Por que, então, maquiavélico se tornou sinônimo de diabólico? Na Inglaterra do século XVII, “Old Nick” virou até um dos nomes do coisa-ruim! Ribeiro explica: Maquiavel irritou as elites ao revelar a natureza pouco decente do poder. Não à toa, “O príncipe” foi proibido pela Igreja Católica. Cardoso lembra que os protestantes franceses fizeram a caveira do autor ainda no século XVI. Os chamados huguenotes se opunham à importação da cultura florentina por Franciso I e à rainha Catarina de Médici, filha da nobreza toscana e acusada de ser um “Maquiavel de saias” (ela é por vezes responsabilizada pelo massacre dos protestantes na infame Noite de São Bartolomeu, em 1572).
No século XX, porém, Maquiavel foi reabilitado por pensadores como o italiano Antonio Gramsci, os franceses Maurice Merleau-Ponty e Claude Lefort (que formou uma geração de maquiavelianos brasileiros) e os ingleses John Popock e Quentin Skinner. Professor da Fundação Escola de Sociologia e Política de São Paulo, Aldo Fornazieri explica que a crise das ideologias (do liberalismo ao marxismo), no final do século XX, e da própria democracia, nas últimas duas décadas, levou estudiosos a revistar Maquiavel num esforço para reanimar a política democrática. Além de não ocultar a divisão social, o florentino defendia que as boas leis nasciam justamente dos conflitos entre os “Grandes” e o povo.
— Na democracia liberal, as elites dominam o sistema político e servem-se eleitoralmente das massas, mas perdem a legitimidade ao chegar ao poder por não terem contato real com o povo. O conceito maquiaveliano de república implica participação e controle popular do poder — diz o autor de “Liderança e poder” (Contracorrente), no qual escreve que não há nada mais contrário a Maquiavel do que “governar contra o povo”. — A leitura de “O príncipe” é fundamental para entender como se processam as mudanças políticas. É uma teoria da liderança política que qualifica o que é um líder virtuoso, algo de que o mundo carece atualmente.
Obra mais controversa de Maquiavel, “O príncipe” ensina como governantes dotados de virtù são capazes de driblar a fortuna (o acaso, as circunstâncias) e se agarrar ao poder — nem que para isso atentem contra a virtude cristã. Mas virtù (que vem de vir, varão), não é sinônimo de vício. Muito pelo contrário. Fornazieri a descreve “a disposição para lutar pela liberdade, pela vida, por justiça, pelo grupo, pela comunidade, pela pátria”. Já Ribeiro afirma que virtù é “a ação humana planejada, consequente, com vistas a resultados”.

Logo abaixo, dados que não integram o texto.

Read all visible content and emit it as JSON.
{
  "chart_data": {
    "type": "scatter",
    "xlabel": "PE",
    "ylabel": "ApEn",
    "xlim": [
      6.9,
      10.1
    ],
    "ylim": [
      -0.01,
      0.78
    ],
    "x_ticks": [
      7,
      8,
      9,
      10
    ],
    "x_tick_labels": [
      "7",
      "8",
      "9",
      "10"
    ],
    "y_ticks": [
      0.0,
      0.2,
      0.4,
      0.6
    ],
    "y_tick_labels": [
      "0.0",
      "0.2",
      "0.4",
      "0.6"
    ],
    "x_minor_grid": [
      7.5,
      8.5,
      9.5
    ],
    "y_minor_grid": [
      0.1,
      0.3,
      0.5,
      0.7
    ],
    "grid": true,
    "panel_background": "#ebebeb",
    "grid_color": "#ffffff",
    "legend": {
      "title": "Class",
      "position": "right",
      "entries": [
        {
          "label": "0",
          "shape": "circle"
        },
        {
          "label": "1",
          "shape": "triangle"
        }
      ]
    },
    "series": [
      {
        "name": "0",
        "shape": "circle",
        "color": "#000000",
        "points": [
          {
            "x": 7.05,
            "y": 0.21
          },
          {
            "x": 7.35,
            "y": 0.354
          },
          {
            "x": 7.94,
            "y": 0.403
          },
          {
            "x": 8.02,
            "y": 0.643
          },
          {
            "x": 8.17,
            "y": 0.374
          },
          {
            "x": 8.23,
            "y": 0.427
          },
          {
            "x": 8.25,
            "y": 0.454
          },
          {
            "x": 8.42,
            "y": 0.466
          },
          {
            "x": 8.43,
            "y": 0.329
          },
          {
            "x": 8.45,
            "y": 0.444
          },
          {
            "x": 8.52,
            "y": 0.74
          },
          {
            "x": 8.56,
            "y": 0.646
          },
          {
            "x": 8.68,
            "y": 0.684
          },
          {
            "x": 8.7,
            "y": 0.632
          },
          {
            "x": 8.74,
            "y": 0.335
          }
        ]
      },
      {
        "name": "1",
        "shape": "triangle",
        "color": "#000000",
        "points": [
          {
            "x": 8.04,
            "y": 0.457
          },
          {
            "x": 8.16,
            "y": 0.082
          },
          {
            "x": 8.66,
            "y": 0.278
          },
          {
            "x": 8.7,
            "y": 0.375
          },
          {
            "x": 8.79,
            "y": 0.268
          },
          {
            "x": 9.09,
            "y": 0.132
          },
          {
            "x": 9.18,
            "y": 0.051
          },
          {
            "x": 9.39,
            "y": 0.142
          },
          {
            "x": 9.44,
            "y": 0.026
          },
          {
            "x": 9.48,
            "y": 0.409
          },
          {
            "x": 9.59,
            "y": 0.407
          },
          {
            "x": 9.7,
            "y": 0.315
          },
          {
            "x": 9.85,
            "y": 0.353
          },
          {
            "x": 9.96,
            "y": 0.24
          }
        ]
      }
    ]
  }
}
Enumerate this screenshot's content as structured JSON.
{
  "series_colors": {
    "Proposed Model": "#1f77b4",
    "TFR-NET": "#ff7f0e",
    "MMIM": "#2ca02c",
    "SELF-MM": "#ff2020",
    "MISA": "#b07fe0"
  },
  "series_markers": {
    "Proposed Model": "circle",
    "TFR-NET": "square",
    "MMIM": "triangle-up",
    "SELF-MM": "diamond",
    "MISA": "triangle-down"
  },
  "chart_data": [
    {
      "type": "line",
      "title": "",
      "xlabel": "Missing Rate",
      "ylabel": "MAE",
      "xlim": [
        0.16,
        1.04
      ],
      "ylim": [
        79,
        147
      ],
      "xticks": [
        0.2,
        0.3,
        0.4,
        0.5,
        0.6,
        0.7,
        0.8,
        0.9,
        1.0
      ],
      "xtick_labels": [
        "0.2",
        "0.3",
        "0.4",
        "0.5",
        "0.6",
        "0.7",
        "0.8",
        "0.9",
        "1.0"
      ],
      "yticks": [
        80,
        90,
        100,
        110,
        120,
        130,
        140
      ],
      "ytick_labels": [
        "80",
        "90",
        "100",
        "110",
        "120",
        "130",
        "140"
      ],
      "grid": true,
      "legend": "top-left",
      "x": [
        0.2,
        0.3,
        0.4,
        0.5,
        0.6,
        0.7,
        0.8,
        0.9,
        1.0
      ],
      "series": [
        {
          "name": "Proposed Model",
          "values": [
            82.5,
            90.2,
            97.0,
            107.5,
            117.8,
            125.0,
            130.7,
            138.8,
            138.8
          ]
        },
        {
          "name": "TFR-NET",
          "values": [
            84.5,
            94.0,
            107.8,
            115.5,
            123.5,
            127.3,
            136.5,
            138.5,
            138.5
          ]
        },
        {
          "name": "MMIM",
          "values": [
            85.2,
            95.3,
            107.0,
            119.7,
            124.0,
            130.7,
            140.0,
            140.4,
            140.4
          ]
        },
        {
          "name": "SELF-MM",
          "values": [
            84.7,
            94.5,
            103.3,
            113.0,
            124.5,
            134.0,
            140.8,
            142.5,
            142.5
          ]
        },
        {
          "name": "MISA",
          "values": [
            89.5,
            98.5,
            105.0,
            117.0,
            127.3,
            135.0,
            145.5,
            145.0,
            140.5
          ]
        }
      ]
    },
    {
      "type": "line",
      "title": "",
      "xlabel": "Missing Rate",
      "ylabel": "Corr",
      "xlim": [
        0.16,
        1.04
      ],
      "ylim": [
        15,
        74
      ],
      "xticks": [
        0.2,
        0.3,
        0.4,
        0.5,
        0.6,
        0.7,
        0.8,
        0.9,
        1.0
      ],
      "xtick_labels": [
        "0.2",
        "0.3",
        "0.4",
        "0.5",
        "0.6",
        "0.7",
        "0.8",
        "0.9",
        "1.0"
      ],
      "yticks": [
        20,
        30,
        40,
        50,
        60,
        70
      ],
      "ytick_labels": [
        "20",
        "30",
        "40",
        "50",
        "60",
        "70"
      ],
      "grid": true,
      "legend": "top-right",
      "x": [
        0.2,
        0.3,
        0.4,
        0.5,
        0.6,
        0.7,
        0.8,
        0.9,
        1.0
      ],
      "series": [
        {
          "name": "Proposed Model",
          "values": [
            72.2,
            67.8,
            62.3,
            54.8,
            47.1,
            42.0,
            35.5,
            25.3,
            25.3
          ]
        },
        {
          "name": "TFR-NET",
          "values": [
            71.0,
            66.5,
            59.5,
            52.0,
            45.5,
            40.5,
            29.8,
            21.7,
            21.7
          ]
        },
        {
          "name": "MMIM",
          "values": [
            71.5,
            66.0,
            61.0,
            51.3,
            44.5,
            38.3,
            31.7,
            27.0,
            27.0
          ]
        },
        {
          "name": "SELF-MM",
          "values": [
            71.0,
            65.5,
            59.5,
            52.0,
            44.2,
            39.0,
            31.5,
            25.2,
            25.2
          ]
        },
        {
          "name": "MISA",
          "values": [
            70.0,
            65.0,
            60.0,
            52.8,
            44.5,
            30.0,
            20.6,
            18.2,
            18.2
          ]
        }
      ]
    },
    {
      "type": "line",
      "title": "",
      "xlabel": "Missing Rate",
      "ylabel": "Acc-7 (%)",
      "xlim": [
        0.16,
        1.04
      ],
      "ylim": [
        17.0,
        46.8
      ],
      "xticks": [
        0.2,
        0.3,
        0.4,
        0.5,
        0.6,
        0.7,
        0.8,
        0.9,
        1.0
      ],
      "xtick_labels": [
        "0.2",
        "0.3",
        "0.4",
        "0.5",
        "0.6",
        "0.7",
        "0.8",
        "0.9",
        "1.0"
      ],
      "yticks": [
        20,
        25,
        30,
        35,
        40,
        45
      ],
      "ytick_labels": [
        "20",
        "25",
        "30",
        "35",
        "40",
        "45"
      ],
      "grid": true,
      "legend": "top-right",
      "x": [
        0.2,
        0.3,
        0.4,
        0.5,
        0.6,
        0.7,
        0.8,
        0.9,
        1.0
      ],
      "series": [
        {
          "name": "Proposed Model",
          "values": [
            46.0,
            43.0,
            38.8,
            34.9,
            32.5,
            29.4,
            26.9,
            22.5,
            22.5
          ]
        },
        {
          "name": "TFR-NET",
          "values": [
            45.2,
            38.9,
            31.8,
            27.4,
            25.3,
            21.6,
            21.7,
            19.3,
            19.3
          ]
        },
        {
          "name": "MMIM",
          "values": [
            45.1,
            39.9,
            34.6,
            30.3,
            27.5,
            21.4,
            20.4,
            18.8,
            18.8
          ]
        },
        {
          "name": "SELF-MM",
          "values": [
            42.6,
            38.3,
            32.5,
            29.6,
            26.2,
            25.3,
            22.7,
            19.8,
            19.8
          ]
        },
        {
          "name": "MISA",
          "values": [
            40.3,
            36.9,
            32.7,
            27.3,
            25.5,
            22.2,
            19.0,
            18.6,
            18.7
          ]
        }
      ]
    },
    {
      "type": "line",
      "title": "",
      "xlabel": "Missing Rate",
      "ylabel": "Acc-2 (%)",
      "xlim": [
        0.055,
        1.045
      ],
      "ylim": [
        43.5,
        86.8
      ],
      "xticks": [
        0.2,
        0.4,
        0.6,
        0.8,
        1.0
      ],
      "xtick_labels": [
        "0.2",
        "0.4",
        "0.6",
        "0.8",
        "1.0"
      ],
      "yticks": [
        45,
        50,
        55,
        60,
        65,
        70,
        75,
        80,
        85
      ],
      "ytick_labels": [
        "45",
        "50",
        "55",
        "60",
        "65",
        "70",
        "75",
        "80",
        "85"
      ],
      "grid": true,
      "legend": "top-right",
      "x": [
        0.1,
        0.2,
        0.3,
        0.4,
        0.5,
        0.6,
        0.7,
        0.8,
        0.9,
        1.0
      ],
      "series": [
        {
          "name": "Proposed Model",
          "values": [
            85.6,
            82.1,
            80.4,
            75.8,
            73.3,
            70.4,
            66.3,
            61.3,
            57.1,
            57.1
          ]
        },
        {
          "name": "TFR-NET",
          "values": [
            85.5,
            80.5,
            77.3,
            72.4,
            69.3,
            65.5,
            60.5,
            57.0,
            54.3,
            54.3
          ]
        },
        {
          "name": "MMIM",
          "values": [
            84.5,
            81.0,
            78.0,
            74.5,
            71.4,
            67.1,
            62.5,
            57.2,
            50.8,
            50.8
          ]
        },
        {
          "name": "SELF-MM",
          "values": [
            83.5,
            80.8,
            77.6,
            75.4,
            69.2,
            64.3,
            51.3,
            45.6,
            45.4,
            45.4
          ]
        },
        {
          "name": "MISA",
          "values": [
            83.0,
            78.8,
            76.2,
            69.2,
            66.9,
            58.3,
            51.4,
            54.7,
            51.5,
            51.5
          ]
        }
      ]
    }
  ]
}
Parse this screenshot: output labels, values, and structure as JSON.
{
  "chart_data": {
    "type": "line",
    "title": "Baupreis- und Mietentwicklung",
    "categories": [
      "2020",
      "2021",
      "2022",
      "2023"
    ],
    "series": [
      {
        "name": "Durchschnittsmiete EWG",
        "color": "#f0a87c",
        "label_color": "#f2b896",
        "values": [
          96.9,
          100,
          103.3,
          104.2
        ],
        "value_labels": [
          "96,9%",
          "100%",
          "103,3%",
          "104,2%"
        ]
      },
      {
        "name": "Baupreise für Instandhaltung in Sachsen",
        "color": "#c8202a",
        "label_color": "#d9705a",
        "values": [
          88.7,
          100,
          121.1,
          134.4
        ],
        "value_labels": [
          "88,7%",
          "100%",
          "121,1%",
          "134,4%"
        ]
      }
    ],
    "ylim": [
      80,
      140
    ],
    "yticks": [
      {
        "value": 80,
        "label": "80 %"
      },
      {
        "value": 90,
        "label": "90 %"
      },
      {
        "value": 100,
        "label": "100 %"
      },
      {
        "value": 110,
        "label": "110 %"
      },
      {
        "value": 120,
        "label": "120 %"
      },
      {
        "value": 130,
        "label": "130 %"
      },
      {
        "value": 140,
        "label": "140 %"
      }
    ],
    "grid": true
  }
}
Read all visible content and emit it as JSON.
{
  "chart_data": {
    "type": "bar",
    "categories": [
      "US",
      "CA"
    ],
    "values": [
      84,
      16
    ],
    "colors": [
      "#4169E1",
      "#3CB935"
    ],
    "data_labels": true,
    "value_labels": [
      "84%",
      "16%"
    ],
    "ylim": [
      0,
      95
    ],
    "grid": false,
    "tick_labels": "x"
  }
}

Em seu livro, o ex-ministro da Educação questiona se os presidentes do Brasil desde a redemocratização governaram com virtù ou ao sabor dos vendavais da fortuna. Só Lula passou na prova: chegou ao poder e lá se manteve pela própria virtù. Fernando Henrique Cardoso conquistou o poder graças à fortuna (o Plano Real e a indicação do então presidente Itamar Franco avalizaram sua candidatura), mas teve a virtù de “conseguir a aliança das classes antes chamadas ‘conservadoras’, em torno de um projeto que incluía, ainda que modestamente, programas sociais”. Já Bolsonaro se elegeu favorecido pela fortuna (o humor popular rejeitava a política tradicional), mas sua falta de virtù o privou de um segundo mandato.
O príncipe, no entanto, não deve usar a virtù apenas para permanecer o poder, mas sobretudo para agir, para implementar mudanças que contemplem o humor popular. É essa, diz Ribeiro, a principal lição que a política brasileira pode tirar de Maquiavel.
— O Brasil precisa de muita mudança. Saímos do mapa da fome, mas voltamos. Nossos valores democráticos se mostraram muito frágeis — afirma Ribeiro, lembrando que, numa república, não só o príncipe, mas também o povo deve demonstrar virtù. — Seja o governo de esquerda ou de direita, a sociedade brasileira precisa assumir os valores da Constituição. Nos últimos anos, terceirizamos nossa democracia, como se a resistência a um golpe dependesse só dos EUA ou dos militares e não do povo. O que diferencia a democracia e de outros regimes é a virtù do povo.